Goa, Goans and Goan-ness have evolved out of colonization and are outliving it. We are mid-night’s children as Salman Rushdie might describe us but are growing into adulthood. This means we are not simply silent objects of colonization or even our present condition. We are subjects who resisted colonization through what feminist Luce Irigaray says mimesis. This imitation is best visible among politicians. Earlier we had the Bharmin and Bhraminical culture as a standard of excellence. Everyone wished to have the life of Brahmin. Even our local God’s were born again and were Sanskritized. But with the coming of the Portuguese, it became the white man as the model of excellence. We now have brown skin and white minds. The white man is our model. If the white colonizer was corrupt, we have them imitated by our politicians who are said to be allegedly more corrupt than their colonial counterparts. This is why we may have to accept that coloniality has not ended with the end of colonization. Coloniality remains alive with neocolonialism and we are actively resisting or supporting it.
Neocolonialism can be economic as well as cultural. V. S. Naipaul in his book, Mimic Men, tells a story of a third-generation Indian from the West Indies. The hero who had made sufficient wealth migrated to England and nostalgically remembers his days in West Indies when he gave apples to his teacher. In the same breathe he says he could not have given apples as there were no apples in West Indies. He says he has edited oranges for apples and declares himself to be an edited person. Colonization, therefore, was not simply passively suffered by the colonized. Master/slave dialectics of Hegel might explain us how colonizer/ colonized produced colonization. There was active editing by the colonized. We can see this how in place of the British holy book (Bible), the Sruti tradition that accepts revelation as that which is heard accepted scripture (that which is written ) when it took Bhagavad Gita as the holy book in the nighteenth century. We may also say — just like the colonizer had a language, religion, holy book, and civilizing mission — that there are those that have mimetically hybridised and are also having language, religion, holy book and civilizing mission. The desire of the erasure of signs of the Portuguese in Goa is result of that civilizing mission.

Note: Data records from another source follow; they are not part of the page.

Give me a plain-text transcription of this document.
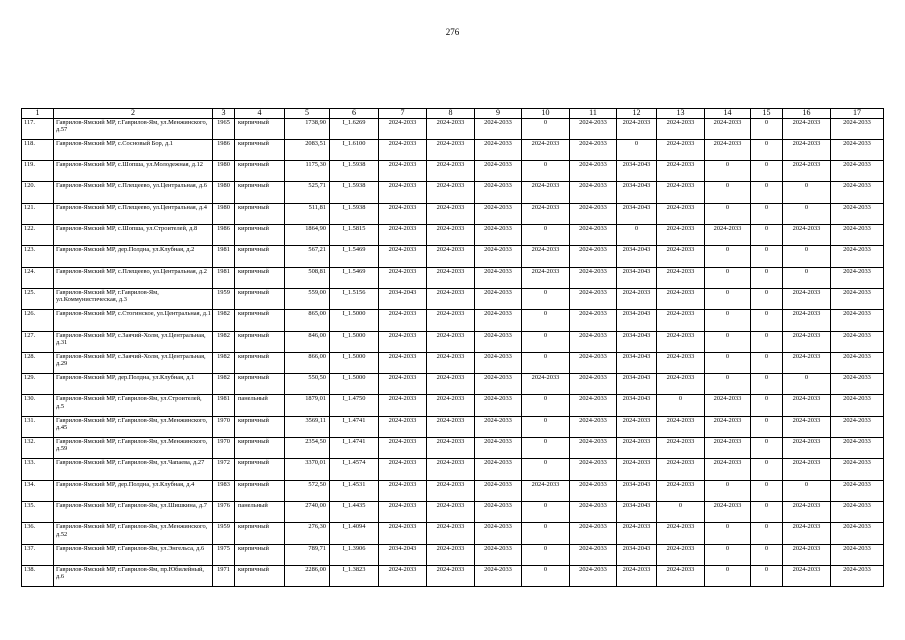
276
1	2	3	4	5	6	7	8	9	10	11	12	13	14	15	16	17
117.	Гаврилов-Ямский МР, г.Гаврилов-Ям, ул.Менжинского, д.57	1965	кирпичный	1738,90	I_1.6269	2024-2033	2024-2033	2024-2033	0	2024-2033	2024-2033	2024-2033	2024-2033	0	2024-2033	2024-2033
118.	Гаврилов-Ямский МР, с.Сосновый Бор, д.1	1986	кирпичный	2083,51	I_1.6100	2024-2033	2024-2033	2024-2033	2024-2033	2024-2033	0	2024-2033	2024-2033	0	2024-2033	2024-2033
119.	Гаврилов-Ямский МР, с.Шопша, ул.Молодежная, д.12	1980	кирпичный	1175,30	I_1.5938	2024-2033	2024-2033	2024-2033	0	2024-2033	2034-2043	2024-2033	0	0	2024-2033	2024-2033
120.	Гаврилов-Ямский МР, с.Плещеево, ул.Центральная, д.6	1980	кирпичный	525,71	I_1.5938	2024-2033	2024-2033	2024-2033	2024-2033	2024-2033	2034-2043	2024-2033	0	0	0	2024-2033
121.	Гаврилов-Ямский МР, с.Плещеево, ул.Центральная, д.4	1980	кирпичный	511,81	I_1.5938	2024-2033	2024-2033	2024-2033	2024-2033	2024-2033	2034-2043	2024-2033	0	0	0	2024-2033
122.	Гаврилов-Ямский МР, с.Шопша, ул.Строителей, д.8	1986	кирпичный	1864,90	I_1.5815	2024-2033	2024-2033	2024-2033	0	2024-2033	0	2024-2033	2024-2033	0	2024-2033	2024-2033
123.	Гаврилов-Ямский МР, дер.Полдна, ул.Клубная, д.2	1981	кирпичный	567,21	I_1.5469	2024-2033	2024-2033	2024-2033	2024-2033	2024-2033	2034-2043	2024-2033	0	0	0	2024-2033
124.	Гаврилов-Ямский МР, с.Плещеево, ул.Центральная, д.2	1981	кирпичный	508,81	I_1.5469	2024-2033	2024-2033	2024-2033	2024-2033	2024-2033	2034-2043	2024-2033	0	0	0	2024-2033
125.	Гаврилов-Ямский МР, г.Гаврилов-Ям, ул.Коммунистическая, д.3	1959	кирпичный	559,00	I_1.5156	2034-2043	2024-2033	2024-2033	0	2024-2033	2024-2033	2024-2033	0	0	2024-2033	2024-2033
126.	Гаврилов-Ямский МР, с.Стогинское, ул.Центральная, д.1	1982	кирпичный	865,00	I_1.5000	2024-2033	2024-2033	2024-2033	0	2024-2033	2034-2043	2024-2033	0	0	2024-2033	2024-2033
127.	Гаврилов-Ямский МР, с.Заячий-Холм, ул.Центральная, д.31	1982	кирпичный	846,00	I_1.5000	2024-2033	2024-2033	2024-2033	0	2024-2033	2034-2043	2024-2033	0	0	2024-2033	2024-2033
128.	Гаврилов-Ямский МР, с.Заячий-Холм, ул.Центральная, д.29	1982	кирпичный	866,00	I_1.5000	2024-2033	2024-2033	2024-2033	0	2024-2033	2034-2043	2024-2033	0	0	2024-2033	2024-2033
129.	Гаврилов-Ямский МР, дер.Полдна, ул.Клубная, д.1	1982	кирпичный	550,50	I_1.5000	2024-2033	2024-2033	2024-2033	2024-2033	2024-2033	2034-2043	2024-2033	0	0	0	2024-2033
130.	Гаврилов-Ямский МР, г.Гаврилов-Ям, ул.Строителей, д.5	1981	панельный	1879,01	I_1.4750	2024-2033	2024-2033	2024-2033	0	2024-2033	2034-2043	0	2024-2033	0	2024-2033	2024-2033
131.	Гаврилов-Ямский МР, г.Гаврилов-Ям, ул.Менжинского, д.45	1970	кирпичный	3569,11	I_1.4741	2024-2033	2024-2033	2024-2033	0	2024-2033	2024-2033	2024-2033	2024-2033	0	2024-2033	2024-2033
132.	Гаврилов-Ямский МР, г.Гаврилов-Ям, ул.Менжинского, д.59	1970	кирпичный	2354,50	I_1.4741	2024-2033	2024-2033	2024-2033	0	2024-2033	2024-2033	2024-2033	2024-2033	0	2024-2033	2024-2033
133.	Гаврилов-Ямский МР, г.Гаврилов-Ям, ул.Чапаева, д.27	1972	кирпичный	3370,01	I_1.4574	2024-2033	2024-2033	2024-2033	0	2024-2033	2024-2033	2024-2033	2024-2033	0	2024-2033	2024-2033
134.	Гаврилов-Ямский МР, дер.Полдна, ул.Клубная, д.4	1983	кирпичный	572,50	I_1.4531	2024-2033	2024-2033	2024-2033	2024-2033	2024-2033	2034-2043	2024-2033	0	0	0	2024-2033
135.	Гаврилов-Ямский МР, г.Гаврилов-Ям, ул.Шишкина, д.7	1976	панельный	2740,00	I_1.4435	2024-2033	2024-2033	2024-2033	0	2024-2033	2034-2043	0	2024-2033	0	2024-2033	2024-2033
136.	Гаврилов-Ямский МР, г.Гаврилов-Ям, ул.Менжинского, д.52	1959	кирпичный	276,30	I_1.4094	2024-2033	2024-2033	2024-2033	0	2024-2033	2024-2033	2024-2033	0	0	2024-2033	2024-2033
137.	Гаврилов-Ямский МР, г.Гаврилов-Ям, ул.Энгельса, д.6	1975	кирпичный	789,71	I_1.3906	2034-2043	2024-2033	2024-2033	0	2024-2033	2034-2043	2024-2033	0	0	2024-2033	2024-2033
138.	Гаврилов-Ямский МР, г.Гаврилов-Ям, пр.Юбилейный, д.6	1971	кирпичный	2286,00	I_1.3823	2024-2033	2024-2033	2024-2033	0	2024-2033	2024-2033	2024-2033	0	0	2024-2033	2024-2033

We, therefore, need decolonial options. Walter Mignolo, a critical thinker from Argentina advocates decolonial options that are diversal and pluriversal. Colonization is a heart of darkness that afflicts us even today. Even today we are thinking ideas travel from place to place without any marks of the place from where they came. The universal pretensions of colonial ideology was unmasked by Franz Fanon. Universal is only a local . What we have is a pluriversal. We are still thinking that diversity is a contaminant and prefer homogeniety of sameness under the garb of the universal. This is also what the colonizer did . He erased diversity. We do not have to mimic the colonizer. The demand or the desire erase signs Portuguese in Goa actually is an act of coloniality. We cannot erase the memory of Portuguese in Goa. But we can remain enlightened, awakefully aware of wrongs of the Portuguese,.lest we become thier shadow images with all our Good intentions.